Using cocaine for long periods of time can have detrimental effects on your brain’s ability to process information and make decisions. Cocaine abusers often lose some of their capability to remember or memorize simple things. Studies have shown that there are direct correlations between constant cocaine abuse and a person’s ability to remember things and make good choices. As the premier drug rehab Charlotte NC treatment center, we have seen how cocaine abuse can ruin lives. Did you know that chronic cocaine abuse is directly related to abnormalities in the parts of the brain responsible for decision-making? Some researchers believe that these brain problems might explain why many cocaine addicts relapse even after a decent period of sobriety.Dr. Robert Hester of Trinity College in Dublin, Ireland, and Dr. Hugh Garavan of Trinity College and the Medical College of Wisconsin in Milwaukee paired together to conduct a study based on this theory.
Dr. Nora D. Volkow agrees. She is the director of The National Institute of Drug Abuse. In a news release, she stated “Addictive substances such as cocaine can damage the dopamine system in the brain, and there is a high concentration of dopamine receptors in brain regions involved in higher-order decision-making processes,” and later “By employing functional neuroimaging to examine the neural changes that often result from chronic cocaine abuse, these scientists have identified another aspect of cocaine’s effect on the brain that may help explain why individuals persist in these behaviors despite the negative consequences.”

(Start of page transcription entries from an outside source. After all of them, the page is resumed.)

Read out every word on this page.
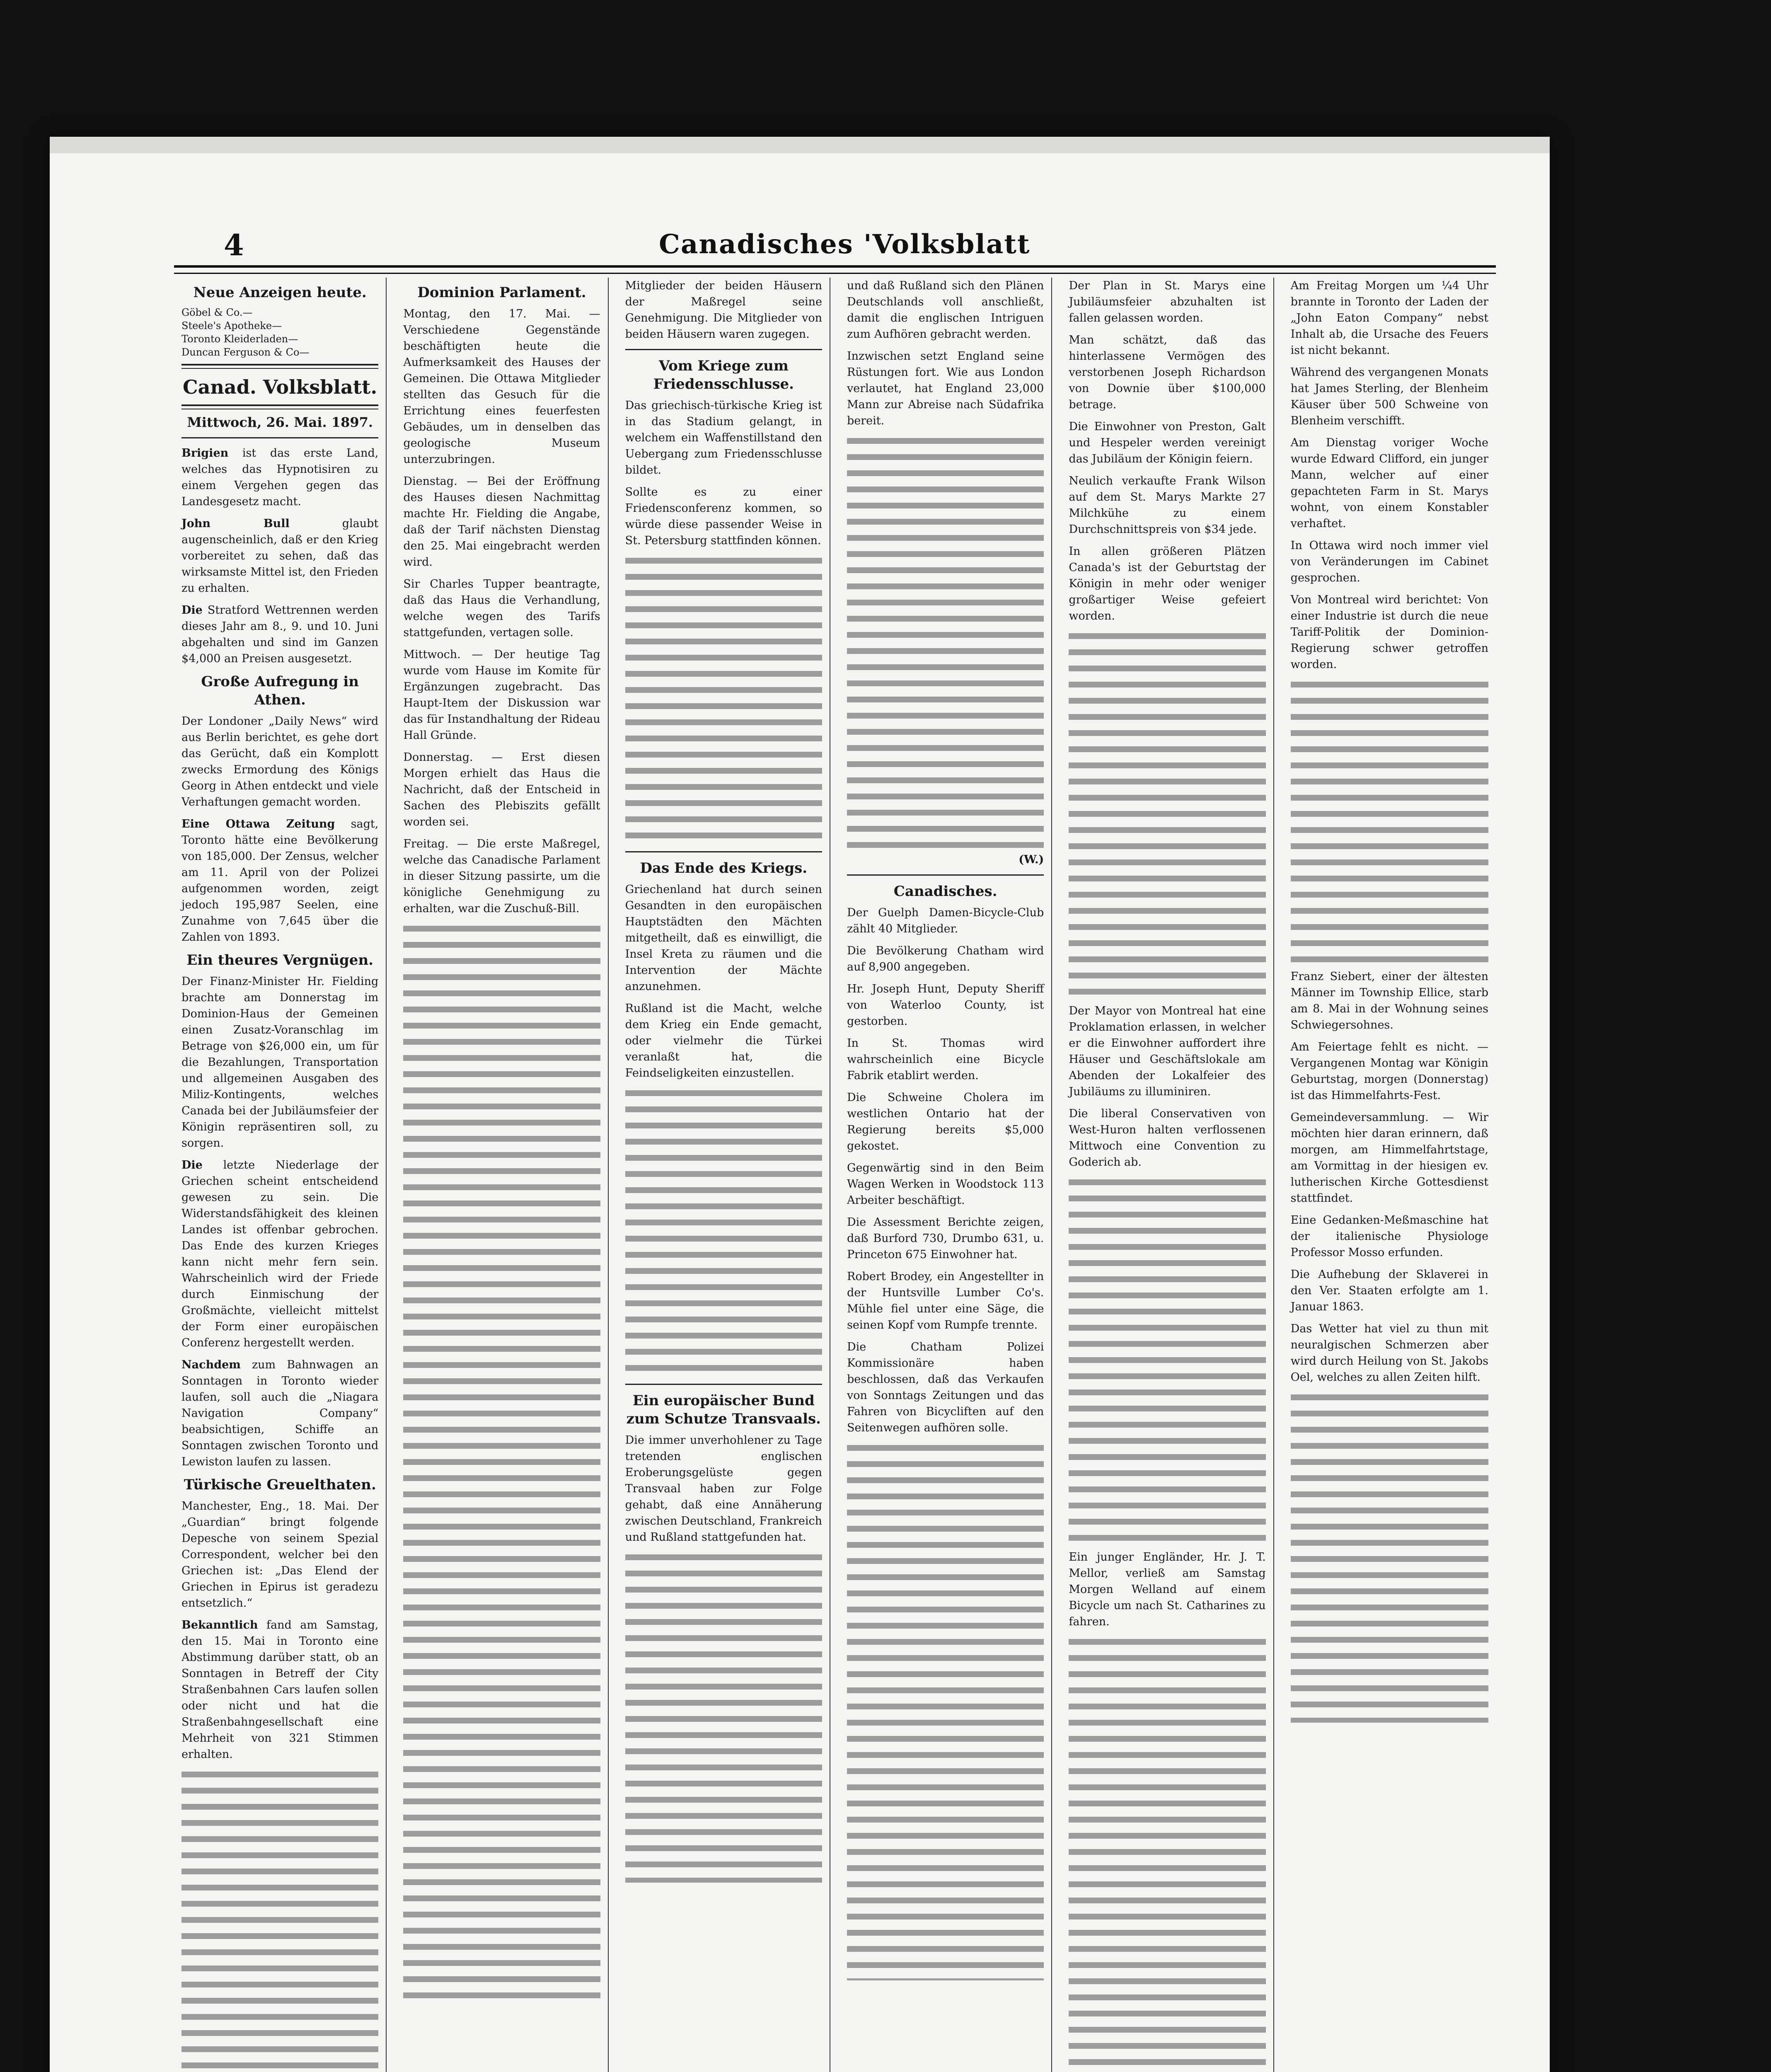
4	Canadisches 'Volksblatt
Neue Anzeigen heute.
Göbel & Co.—
Steele's Apotheke—
Toronto Kleiderladen—
Duncan Ferguson & Co—
Canad. Volksblatt.
Mittwoch, 26. Mai. 1897.

Brigien ist das erste Land, welches das Hypnotisiren zu einem Vergehen gegen das Landesgesetz macht.

John Bull	glaubt augenscheinlich, daß er den Krieg vorbereitet zu sehen, daß das wirksamste Mittel ist, den Frieden zu erhalten.

Die Stratford Wettrennen werden dieses Jahr am 8., 9. und 10. Juni abgehalten und sind im Ganzen $4,000 an Preisen ausgesetzt.

Große Aufregung in Athen.

Der Londoner „Daily News“ wird aus Berlin berichtet, es gehe dort das Gerücht, daß ein Komplott zwecks Ermordung des Königs Georg in Athen entdeckt und viele Verhaftungen gemacht worden.

Eine Ottawa Zeitung sagt, Toronto hätte eine Bevölkerung von 185,000. Der Zensus, welcher am 11. April von der Polizei aufgenommen worden, zeigt jedoch 195,987 Seelen, eine Zunahme von 7,645 über die Zahlen von 1893.

Ein theures Vergnügen.

Der Finanz-Minister Hr. Fielding brachte am Donnerstag im Dominion-Haus der Gemeinen einen Zusatz-Voranschlag im Betrage von $26,000 ein, um für die Bezahlungen, Transportation und allgemeinen Ausgaben des Miliz-Kontingents, welches Canada bei der Jubiläumsfeier der Königin repräsentiren soll, zu sorgen.

Die letzte Niederlage der Griechen scheint entscheidend gewesen zu sein. Die Widerstandsfähigkeit des kleinen Landes ist offenbar gebrochen. Das Ende des kurzen Krieges kann nicht mehr fern sein. Wahrscheinlich wird der Friede durch Einmischung der Großmächte, vielleicht mittelst der Form einer europäischen Conferenz hergestellt werden.

Nachdem zum Bahnwagen an Sonntagen in Toronto wieder laufen, soll auch die „Niagara Navigation Company“ beabsichtigen, Schiffe an Sonntagen zwischen Toronto und Lewiston laufen zu lassen.

Türkische Greuelthaten.

Manchester, Eng., 18. Mai. Der „Guardian“ bringt folgende Depesche von seinem Spezial Correspondent, welcher bei den Griechen ist: „Das Elend der Griechen in Epirus ist geradezu entsetzlich.“

Bekanntlich fand am Samstag, den 15. Mai in Toronto eine Abstimmung darüber statt, ob an Sonntagen in Betreff der City Straßenbahnen Cars laufen sollen oder nicht und hat die Straßenbahngesellschaft eine Mehrheit von 321 Stimmen erhalten.

Dominion Parlament.

Montag, den 17. Mai. — Verschiedene Gegenstände beschäftigten heute die Aufmerksamkeit des Hauses der Gemeinen. Die Ottawa Mitglieder stellten das Gesuch für die Errichtung eines feuerfesten Gebäudes, um in denselben das geologische Museum unterzubringen.

Dienstag. — Bei der Eröffnung des Hauses diesen Nachmittag machte Hr. Fielding die Angabe, daß der Tarif nächsten Dienstag den 25. Mai eingebracht werden wird.

Sir Charles Tupper beantragte, daß das Haus die Verhandlung, welche wegen des Tarifs stattgefunden, vertagen solle.

Mittwoch. — Der heutige Tag wurde vom Hause im Komite für Ergänzungen zugebracht. Das Haupt-Item der Diskussion war das für Instandhaltung der Rideau Hall Gründe.

Donnerstag. — Erst diesen Morgen erhielt das Haus die Nachricht, daß der Entscheid in Sachen des Plebiszits gefällt worden sei.

Freitag. — Die erste Maßregel, welche das Canadische Parlament in dieser Sitzung passirte, um die königliche Genehmigung zu erhalten, war die Zuschuß-Bill.

Mitglieder der beiden Häusern der Maßregel seine Genehmigung. Die Mitglieder von beiden Häusern waren zugegen.

Vom Kriege zum Friedensschlusse.

Das griechisch-türkische Krieg ist in das Stadium gelangt, in welchem ein Waffenstillstand den Uebergang zum Friedensschlusse bildet.

Sollte es zu einer Friedensconferenz kommen, so würde diese passender Weise in St. Petersburg stattfinden können.

Das Ende des Kriegs.

Griechenland hat durch seinen Gesandten in den europäischen Hauptstädten den Mächten mitgetheilt, daß es einwilligt, die Insel Kreta zu räumen und die Intervention der Mächte anzunehmen.

Rußland ist die Macht, welche dem Krieg ein Ende gemacht, oder vielmehr die Türkei veranlaßt hat, die Feindseligkeiten einzustellen.

Ein europäischer Bund zum Schutze Transvaals.

Die immer unverhohlener zu Tage tretenden englischen Eroberungsgelüste gegen Transvaal haben zur Folge gehabt, daß eine Annäherung zwischen Deutschland, Frankreich und Rußland stattgefunden hat.

und daß Rußland sich den Plänen Deutschlands voll anschließt, damit die englischen Intriguen zum Aufhören gebracht werden.

Inzwischen setzt England seine Rüstungen fort. Wie aus London verlautet, hat England 23,000 Mann zur Abreise nach Südafrika bereit.

(W.)
Canadisches.

Der Guelph Damen-Bicycle-Club zählt 40 Mitglieder.

Die Bevölkerung Chatham wird auf 8,900 angegeben.

Hr. Joseph Hunt, Deputy Sheriff von Waterloo County, ist gestorben.

In St. Thomas wird wahrscheinlich eine Bicycle Fabrik etablirt werden.

Die Schweine Cholera im westlichen Ontario hat der Regierung bereits $5,000 gekostet.

Gegenwärtig sind in den Beim Wagen Werken in Woodstock 113 Arbeiter beschäftigt.

Die Assessment Berichte zeigen, daß Burford 730, Drumbo 631, u. Princeton 675 Einwohner hat.

Robert Brodey, ein Angestellter in der Huntsville Lumber Co's. Mühle fiel unter eine Säge, die seinen Kopf vom Rumpfe trennte.

Die Chatham Polizei Kommissionäre haben beschlossen, daß das Verkaufen von Sonntags Zeitungen und das Fahren von Bicycliften auf den Seitenwegen aufhören solle.

Der Plan in St. Marys eine Jubiläumsfeier abzuhalten ist fallen gelassen worden.

Man schätzt, daß das hinterlassene Vermögen des verstorbenen Joseph Richardson von Downie über $100,000 betrage.

Die Einwohner von Preston, Galt und Hespeler werden vereinigt das Jubiläum der Königin feiern.

Neulich verkaufte Frank Wilson auf dem St. Marys Markte 27 Milchkühe zu einem Durchschnittspreis von $34 jede.

In allen größeren Plätzen Canada's ist der Geburtstag der Königin in mehr oder weniger großartiger Weise gefeiert worden.

Der Mayor von Montreal hat eine Proklamation erlassen, in welcher er die Einwohner auffordert ihre Häuser und Geschäftslokale am Abenden der Lokalfeier des Jubiläums zu illuminiren.

Die liberal Conservativen von West-Huron halten verflossenen Mittwoch eine Convention zu Goderich ab.

Ein junger Engländer, Hr. J. T. Mellor, verließ am Samstag Morgen Welland auf einem Bicycle um nach St. Catharines zu fahren.

Am Freitag Morgen um ¼4 Uhr brannte in Toronto der Laden der „John Eaton Company“ nebst Inhalt ab, die Ursache des Feuers ist nicht bekannt.

Während des vergangenen Monats hat James Sterling, der Blenheim Käuser über 500 Schweine von Blenheim verschifft.

Am Dienstag voriger Woche wurde Edward Clifford, ein junger Mann, welcher auf einer gepachteten Farm in St. Marys wohnt, von einem Konstabler verhaftet.

In Ottawa wird noch immer viel von Veränderungen im Cabinet gesprochen.

Von Montreal wird berichtet: Von einer Industrie ist durch die neue Tariff-Politik der Dominion-Regierung schwer getroffen worden.

Franz Siebert, einer der ältesten Männer im Township Ellice, starb am 8. Mai in der Wohnung seines Schwiegersohnes.

Am Feiertage fehlt es nicht. — Vergangenen Montag war Königin Geburtstag, morgen (Donnerstag) ist das Himmelfahrts-Fest.

Gemeindeversammlung. — Wir möchten hier daran erinnern, daß morgen, am Himmelfahrtstage, am Vormittag in der hiesigen ev. lutherischen Kirche Gottesdienst stattfindet.

Eine Gedanken-Meßmaschine hat der italienische Physiologe Professor Mosso erfunden.

Die Aufhebung der Sklaverei in den Ver. Staaten erfolgte am 1. Januar 1863.

Das Wetter hat viel zu thun mit neuralgischen Schmerzen aber wird durch Heilung von St. Jakobs Oel, welches zu allen Zeiten hilft.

For the study, the two scientists reached out to 30 individuals, 15 active cocaine users and 15 non-users to act as the control. Each participant was given a 6-second memory test of letters and then an 8-second test with a rehearsed list. The participants were asked to press a button when they viewed a letter, not on the preceding list. During this study, their brains were studied using functional magnetic resonance imaging. This technology illustrated nerve cell activity during task performance.
The group that consisted of the cocaine abusers were not as accurate as their control counterparts by a large margin. By using brain imaging technology, the researchers were able to determine that the demands of remembering required increased activation of the anterior cingulate cortex (ACC) and the prefrontal cortex areas. Dr. Garavan stated, “Previous research that examined cognitive function in cocaine abusers identified decreased activity in the anterior cingulate cortex,” and that “our study is the first to show that the difficulty cocaine users have with inhibiting their actions, particularly when high levels of reasoning and decision-making are required, relate directly to this reduced capacity for controlling activity in the ACC and prefrontal regions of the brain.”